Results: We included 71 patients (M/F 37/34; 38 children and 33 adults; median age 13.8, range 1.2-51.5 years). Endocrine manifestations were found in 32/71 patients (45.1%, 16 children and 16 adults). Hypocalcemia due to hypoparathyroidism was the most common feature (28/32 patients), with neonatal onset in 16/28 patients (57.1%), half of whom were symptomatic. Later-onset hypocalcemia occurred in 12 patients (7 children and 5 adults), all asymptomatic. Chronic hypoparathyroidism was present in 44% of patients with neonatal onset and 67% with later-onset, affecting globally 21% of patients. Thyroid dysfunction was observed in 12/71 patients (16.9%, 5 children, 7 adults), 11 with primary hypothyroidism and one with early-onset Graves’ disease; 2 euthyroid patients presented thyroid autoantibodies. Thyroid disease was significantly associated to hypoparathyroidism (8/28 vs 4/43 patients; P = 0.034). Short stature, reported in 20.8% of patients (23.7% of children, 15.2% of adults), was neither due to growth hormone deficiency nor linked to major comorbidities (palatal defects, infections, heart disease). Obesity was more prevalent in adults than children (27.3% vs 5.6%) and resulted associated with psychiatric disorders (P = 0.033) and their medications (P = 0.003), with 4.7-fold increased risk in psychiatric patients. The latest-onset endocrinopathy occurred at the age of 30 years. Most patients (46/55, 83.6%) had a classic deletion (CD, 2.5-3 Mb), 8 patients (14.5%) short deletion (<2.5 Mb) and one (1.8%) long deletion (>3 Mb). Hypoparathyroidism and hypothyroidism were more prevalent in CD patients (45.7% and 19.6%, respectively). However, no correlation was found between deletion length and endocrinopathies, whereas neonatal pathologies positively correlated with CD (P = 0.021).

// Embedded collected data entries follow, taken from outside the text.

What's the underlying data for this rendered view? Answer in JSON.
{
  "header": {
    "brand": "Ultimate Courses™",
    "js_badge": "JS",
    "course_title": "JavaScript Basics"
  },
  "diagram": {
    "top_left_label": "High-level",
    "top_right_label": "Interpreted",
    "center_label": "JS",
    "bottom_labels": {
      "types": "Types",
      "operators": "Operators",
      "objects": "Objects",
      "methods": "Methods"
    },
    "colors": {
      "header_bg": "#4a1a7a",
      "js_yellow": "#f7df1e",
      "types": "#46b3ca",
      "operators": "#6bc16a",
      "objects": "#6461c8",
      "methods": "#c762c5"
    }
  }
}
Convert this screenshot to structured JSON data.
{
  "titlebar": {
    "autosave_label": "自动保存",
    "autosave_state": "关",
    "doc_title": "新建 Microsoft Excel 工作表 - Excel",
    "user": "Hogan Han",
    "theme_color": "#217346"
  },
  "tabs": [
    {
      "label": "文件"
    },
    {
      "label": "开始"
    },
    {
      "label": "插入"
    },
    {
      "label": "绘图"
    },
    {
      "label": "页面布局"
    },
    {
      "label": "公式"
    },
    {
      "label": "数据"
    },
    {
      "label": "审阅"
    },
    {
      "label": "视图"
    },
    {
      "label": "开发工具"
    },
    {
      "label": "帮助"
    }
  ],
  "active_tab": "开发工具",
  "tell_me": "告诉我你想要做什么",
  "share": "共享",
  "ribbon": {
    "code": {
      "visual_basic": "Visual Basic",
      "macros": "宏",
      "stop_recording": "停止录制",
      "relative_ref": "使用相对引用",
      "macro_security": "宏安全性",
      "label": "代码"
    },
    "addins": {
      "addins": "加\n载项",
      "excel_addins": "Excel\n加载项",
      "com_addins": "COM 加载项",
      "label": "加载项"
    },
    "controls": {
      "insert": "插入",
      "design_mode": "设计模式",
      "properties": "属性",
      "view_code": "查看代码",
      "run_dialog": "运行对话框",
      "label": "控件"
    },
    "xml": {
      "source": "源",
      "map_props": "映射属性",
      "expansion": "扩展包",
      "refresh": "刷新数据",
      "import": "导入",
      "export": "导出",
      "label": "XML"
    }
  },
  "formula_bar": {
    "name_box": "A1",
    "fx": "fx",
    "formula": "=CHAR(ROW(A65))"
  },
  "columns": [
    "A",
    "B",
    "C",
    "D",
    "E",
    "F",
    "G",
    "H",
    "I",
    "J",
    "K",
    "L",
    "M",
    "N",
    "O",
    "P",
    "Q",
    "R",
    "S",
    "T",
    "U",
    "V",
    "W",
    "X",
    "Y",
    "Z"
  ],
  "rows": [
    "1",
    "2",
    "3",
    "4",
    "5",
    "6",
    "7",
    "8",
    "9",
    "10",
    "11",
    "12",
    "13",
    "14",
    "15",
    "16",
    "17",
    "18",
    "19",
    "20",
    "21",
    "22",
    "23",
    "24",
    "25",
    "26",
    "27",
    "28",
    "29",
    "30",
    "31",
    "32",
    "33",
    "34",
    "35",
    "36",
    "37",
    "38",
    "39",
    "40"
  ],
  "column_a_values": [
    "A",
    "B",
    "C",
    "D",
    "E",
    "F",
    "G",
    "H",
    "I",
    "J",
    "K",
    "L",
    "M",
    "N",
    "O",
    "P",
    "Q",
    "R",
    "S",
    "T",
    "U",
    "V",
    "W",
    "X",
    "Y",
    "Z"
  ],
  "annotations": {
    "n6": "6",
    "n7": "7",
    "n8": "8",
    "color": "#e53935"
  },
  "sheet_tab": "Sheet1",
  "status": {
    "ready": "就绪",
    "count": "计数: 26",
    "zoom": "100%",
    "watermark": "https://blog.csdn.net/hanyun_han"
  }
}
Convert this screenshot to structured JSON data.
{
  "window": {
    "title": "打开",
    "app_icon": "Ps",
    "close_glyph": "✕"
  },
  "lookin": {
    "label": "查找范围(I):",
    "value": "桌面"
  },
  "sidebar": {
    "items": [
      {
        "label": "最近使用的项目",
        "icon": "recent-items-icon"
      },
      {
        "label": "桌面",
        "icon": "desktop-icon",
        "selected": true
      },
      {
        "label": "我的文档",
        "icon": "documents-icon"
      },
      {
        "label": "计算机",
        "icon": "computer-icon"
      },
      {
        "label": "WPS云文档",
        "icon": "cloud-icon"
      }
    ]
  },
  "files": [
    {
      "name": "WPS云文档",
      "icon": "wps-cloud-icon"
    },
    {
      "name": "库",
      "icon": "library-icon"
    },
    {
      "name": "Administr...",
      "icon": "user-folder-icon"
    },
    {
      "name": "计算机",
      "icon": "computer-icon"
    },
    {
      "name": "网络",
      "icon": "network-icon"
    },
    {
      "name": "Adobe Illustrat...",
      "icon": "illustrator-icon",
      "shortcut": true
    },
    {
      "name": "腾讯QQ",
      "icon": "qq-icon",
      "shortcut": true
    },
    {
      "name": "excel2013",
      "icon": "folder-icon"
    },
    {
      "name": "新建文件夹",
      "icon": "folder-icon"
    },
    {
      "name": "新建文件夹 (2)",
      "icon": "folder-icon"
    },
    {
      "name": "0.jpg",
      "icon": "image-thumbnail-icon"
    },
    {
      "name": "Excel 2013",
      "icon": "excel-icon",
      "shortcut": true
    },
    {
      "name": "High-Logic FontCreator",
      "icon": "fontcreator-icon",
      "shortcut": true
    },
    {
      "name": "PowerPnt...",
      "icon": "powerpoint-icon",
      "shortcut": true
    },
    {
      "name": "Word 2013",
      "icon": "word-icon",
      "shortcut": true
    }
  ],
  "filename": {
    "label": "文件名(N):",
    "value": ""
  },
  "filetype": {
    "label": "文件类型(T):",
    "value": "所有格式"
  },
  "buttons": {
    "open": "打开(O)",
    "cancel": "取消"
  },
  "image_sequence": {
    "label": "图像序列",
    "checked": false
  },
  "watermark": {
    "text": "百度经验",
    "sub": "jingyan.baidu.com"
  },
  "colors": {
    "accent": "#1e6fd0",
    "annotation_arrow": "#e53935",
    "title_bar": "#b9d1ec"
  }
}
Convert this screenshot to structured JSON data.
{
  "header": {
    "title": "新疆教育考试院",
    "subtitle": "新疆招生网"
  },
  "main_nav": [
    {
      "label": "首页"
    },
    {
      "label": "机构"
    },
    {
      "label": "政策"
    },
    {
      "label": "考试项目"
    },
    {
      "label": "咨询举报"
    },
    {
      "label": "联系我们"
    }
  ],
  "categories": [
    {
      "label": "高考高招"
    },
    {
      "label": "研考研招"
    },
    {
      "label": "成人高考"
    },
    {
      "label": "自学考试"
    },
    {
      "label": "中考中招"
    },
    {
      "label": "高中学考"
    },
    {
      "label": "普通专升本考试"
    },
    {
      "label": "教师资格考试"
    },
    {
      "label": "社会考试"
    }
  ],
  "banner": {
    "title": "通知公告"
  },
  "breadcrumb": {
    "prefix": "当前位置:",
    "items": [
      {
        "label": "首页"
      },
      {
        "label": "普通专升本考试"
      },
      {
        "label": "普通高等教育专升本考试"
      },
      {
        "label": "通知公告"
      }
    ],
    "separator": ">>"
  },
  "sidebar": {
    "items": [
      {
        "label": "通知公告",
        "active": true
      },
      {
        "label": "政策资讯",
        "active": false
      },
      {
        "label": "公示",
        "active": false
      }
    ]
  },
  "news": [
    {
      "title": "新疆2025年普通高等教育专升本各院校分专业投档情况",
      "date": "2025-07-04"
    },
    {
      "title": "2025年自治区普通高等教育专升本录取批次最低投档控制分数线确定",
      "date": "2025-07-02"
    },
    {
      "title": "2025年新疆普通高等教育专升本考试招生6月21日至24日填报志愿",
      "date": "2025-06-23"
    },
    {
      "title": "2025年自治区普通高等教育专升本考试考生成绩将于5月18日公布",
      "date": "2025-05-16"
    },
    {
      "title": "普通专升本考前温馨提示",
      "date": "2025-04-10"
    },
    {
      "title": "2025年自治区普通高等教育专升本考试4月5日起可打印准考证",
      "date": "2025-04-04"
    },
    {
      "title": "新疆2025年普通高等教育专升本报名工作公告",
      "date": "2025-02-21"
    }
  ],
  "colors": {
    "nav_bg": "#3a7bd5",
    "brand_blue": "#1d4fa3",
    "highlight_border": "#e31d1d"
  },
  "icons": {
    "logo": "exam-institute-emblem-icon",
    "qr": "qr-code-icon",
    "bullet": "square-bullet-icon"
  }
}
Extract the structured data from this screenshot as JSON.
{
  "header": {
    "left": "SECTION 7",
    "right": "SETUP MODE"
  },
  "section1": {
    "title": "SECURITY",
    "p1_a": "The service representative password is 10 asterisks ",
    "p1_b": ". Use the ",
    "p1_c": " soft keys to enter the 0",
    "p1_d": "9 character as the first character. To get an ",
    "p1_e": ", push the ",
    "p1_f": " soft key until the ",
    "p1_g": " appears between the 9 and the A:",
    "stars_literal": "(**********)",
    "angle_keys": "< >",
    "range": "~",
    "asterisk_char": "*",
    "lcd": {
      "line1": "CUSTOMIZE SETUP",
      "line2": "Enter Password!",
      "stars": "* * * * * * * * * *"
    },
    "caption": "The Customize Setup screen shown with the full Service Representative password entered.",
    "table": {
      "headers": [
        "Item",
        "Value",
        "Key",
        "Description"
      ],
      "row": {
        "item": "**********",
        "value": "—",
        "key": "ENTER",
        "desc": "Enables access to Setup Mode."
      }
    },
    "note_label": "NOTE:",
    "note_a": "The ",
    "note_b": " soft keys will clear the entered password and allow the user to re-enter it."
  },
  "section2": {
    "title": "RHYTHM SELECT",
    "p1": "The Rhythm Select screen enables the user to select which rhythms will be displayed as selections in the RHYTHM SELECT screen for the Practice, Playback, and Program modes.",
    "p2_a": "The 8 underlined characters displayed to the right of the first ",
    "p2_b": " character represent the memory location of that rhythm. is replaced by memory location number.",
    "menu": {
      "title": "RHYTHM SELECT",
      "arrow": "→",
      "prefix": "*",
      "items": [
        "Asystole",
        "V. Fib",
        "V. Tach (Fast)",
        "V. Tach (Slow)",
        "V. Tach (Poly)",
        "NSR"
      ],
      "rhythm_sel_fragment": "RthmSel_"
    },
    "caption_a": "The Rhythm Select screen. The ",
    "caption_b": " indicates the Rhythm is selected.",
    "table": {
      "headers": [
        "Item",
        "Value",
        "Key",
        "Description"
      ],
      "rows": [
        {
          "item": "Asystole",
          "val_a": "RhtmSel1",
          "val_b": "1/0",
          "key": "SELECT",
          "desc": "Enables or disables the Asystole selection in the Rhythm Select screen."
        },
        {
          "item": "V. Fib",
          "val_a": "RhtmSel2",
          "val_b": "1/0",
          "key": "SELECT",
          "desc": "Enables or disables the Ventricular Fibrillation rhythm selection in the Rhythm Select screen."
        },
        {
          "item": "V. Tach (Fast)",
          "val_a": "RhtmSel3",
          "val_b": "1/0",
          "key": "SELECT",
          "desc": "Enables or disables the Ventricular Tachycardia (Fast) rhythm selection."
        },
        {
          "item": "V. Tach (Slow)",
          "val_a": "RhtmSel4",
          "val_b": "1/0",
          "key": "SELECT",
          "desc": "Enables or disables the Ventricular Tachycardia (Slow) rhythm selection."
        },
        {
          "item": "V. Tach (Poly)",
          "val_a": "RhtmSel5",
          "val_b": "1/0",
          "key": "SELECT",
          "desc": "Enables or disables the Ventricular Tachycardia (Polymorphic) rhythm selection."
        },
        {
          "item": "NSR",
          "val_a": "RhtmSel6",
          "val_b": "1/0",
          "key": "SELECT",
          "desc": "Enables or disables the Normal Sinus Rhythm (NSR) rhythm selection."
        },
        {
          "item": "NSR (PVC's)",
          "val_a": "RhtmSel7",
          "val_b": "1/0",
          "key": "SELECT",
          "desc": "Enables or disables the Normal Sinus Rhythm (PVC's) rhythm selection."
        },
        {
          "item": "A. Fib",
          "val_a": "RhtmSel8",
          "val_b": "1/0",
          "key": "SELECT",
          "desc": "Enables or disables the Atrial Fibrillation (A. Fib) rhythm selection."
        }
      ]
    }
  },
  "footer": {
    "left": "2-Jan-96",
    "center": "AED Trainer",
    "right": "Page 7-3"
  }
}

Conclusions: This study provides the first comprehensive analysis of endocrinological involvement in pediatric and adult patients with 22q11.2DS, featuring all age groups. The most common conditions were hypoparathyroidism, hypothyroidism, and short stature. Our findings highlight the importance of monitoring patients at all ages and might suggest that check-ups frequency could be reasonably reduced after the age of 30 years for those without existing endocrinopathies.